One day, when I was living in Paris, I was on my way home from a walk with my family. I remember holding my adult daughter’s hand as we crossed the Pont Mirabeau. A cool breeze blew over the river and boats passed by under the bridge. My daughter was excited to be on a trip. Our palms were sweating. It was getting uncomfortable to walk that way, so I let go of her hand. She shot me a sidelong glance and said, “Of course you’d be like that.” Sometimes I will
take such criticisms to heart, but for the most part I overlook them. Then, later, I fall into moments of deep regret. By that point, the person I’ve hurt will have already moved on, as far away from me as a shot arrow, with no way for me to make amends. How many people have I hurt like this? How many friends did I walk away from, and what have I been running toward? All those people, both inside and outside Korea, who helped me in my times of need—I had never missed them more until that moment. Late as it was, I called each of their names in my heart, sending them my gratitude.
Spring seemed to be coming slowly. The pain in my shoulder receded just as slowly. Coincidentally, the new edition of The Kwangju Uprising was being published at the same time as this work, and while I was revising the edits of both books, the mass Candlelight Revolution against Park Geun-hye lit up our hearts again in Korea. Finally, on March 10, Park Geun-hye’s impeachment ruling was certified. The Constitutional Court’s declaration was a long time coming, but it showed how much our society had grown up.

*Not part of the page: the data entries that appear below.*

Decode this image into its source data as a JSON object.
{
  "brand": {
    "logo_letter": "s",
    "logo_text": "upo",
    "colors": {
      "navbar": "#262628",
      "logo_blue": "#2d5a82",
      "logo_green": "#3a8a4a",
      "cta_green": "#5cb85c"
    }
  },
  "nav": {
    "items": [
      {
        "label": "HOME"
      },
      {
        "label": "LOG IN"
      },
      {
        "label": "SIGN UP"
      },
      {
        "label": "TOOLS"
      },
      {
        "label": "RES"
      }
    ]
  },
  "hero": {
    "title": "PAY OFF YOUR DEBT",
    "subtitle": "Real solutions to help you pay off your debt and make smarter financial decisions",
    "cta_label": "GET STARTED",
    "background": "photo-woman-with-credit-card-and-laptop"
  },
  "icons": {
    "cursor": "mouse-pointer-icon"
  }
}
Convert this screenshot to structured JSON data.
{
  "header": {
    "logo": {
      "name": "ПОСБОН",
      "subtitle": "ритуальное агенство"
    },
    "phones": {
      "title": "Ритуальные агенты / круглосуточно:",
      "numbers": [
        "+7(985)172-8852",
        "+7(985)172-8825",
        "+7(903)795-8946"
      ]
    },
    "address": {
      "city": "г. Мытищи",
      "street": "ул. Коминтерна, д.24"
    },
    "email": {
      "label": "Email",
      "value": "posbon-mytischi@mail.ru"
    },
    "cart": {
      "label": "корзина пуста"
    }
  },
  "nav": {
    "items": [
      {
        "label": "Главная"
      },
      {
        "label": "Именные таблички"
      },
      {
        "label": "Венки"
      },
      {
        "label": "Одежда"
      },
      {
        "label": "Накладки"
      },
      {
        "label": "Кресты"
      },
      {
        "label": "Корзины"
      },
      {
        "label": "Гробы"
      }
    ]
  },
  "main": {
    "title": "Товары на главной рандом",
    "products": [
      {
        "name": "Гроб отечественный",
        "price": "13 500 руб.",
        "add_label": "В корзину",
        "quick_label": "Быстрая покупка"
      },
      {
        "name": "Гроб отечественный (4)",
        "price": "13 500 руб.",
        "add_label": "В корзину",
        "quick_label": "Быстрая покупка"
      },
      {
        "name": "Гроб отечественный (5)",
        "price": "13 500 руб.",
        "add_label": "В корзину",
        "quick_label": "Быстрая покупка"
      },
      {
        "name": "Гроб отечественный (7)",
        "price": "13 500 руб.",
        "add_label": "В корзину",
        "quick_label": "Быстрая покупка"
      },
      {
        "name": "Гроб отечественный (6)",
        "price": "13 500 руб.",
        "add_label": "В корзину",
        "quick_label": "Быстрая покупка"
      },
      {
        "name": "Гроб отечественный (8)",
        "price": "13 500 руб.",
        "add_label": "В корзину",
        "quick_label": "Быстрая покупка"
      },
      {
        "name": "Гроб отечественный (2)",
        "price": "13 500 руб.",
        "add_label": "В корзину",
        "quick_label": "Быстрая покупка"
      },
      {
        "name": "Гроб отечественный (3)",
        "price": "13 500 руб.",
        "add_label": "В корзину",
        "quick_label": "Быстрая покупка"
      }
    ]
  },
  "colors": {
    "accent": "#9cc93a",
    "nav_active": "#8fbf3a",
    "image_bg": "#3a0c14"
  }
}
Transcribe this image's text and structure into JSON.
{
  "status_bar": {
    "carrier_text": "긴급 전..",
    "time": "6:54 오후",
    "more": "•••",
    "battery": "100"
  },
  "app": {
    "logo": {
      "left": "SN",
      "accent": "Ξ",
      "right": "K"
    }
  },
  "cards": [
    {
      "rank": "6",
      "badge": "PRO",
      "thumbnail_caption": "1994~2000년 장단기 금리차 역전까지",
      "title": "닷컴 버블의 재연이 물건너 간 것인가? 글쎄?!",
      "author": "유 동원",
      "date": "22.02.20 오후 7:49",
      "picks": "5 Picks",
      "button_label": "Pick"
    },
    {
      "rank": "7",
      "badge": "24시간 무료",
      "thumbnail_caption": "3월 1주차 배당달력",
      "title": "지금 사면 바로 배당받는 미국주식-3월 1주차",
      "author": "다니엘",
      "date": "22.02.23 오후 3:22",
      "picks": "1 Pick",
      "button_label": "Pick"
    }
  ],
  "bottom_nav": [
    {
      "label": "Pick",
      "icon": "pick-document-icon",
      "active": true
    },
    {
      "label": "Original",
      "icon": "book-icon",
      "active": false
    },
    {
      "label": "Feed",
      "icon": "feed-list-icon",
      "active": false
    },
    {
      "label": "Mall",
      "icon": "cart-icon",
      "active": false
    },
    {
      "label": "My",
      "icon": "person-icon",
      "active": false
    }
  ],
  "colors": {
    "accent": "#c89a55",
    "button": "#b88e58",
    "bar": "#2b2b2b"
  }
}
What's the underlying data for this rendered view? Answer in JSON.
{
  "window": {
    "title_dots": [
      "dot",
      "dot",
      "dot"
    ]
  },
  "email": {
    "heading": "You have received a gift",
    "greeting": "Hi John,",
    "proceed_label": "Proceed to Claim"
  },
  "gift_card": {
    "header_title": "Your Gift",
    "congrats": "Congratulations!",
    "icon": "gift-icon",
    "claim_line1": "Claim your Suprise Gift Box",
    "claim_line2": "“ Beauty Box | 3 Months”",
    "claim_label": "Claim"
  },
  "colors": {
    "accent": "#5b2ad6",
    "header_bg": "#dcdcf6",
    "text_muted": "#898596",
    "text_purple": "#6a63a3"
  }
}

On the day of the certification, I looked out into my front yard and saw it was white with apricot blossoms. My shoulder is now much stronger and more flexible than before. Since my sickness, I have discovered that I am ambidextrous. I can hug from both sides. In my old age, I have finally grown up.
It is thanks to Kang Tae-hyung that this autobiography was reborn. I also wish to thank Yeom Hyun-sook who managed its publication, Lee Sang-sul, and the entire editorial team at Munhakdongne for working so hard to make this, my true release from prison, a reality.
And if it wasn’t for my wife, Kim Gil-hwa, and her daily encouragement, reading and editing the manuscript scores of times through many sleepless nights, I would still be trapped in the past somewhere, like a prisoner who cannot find the way out.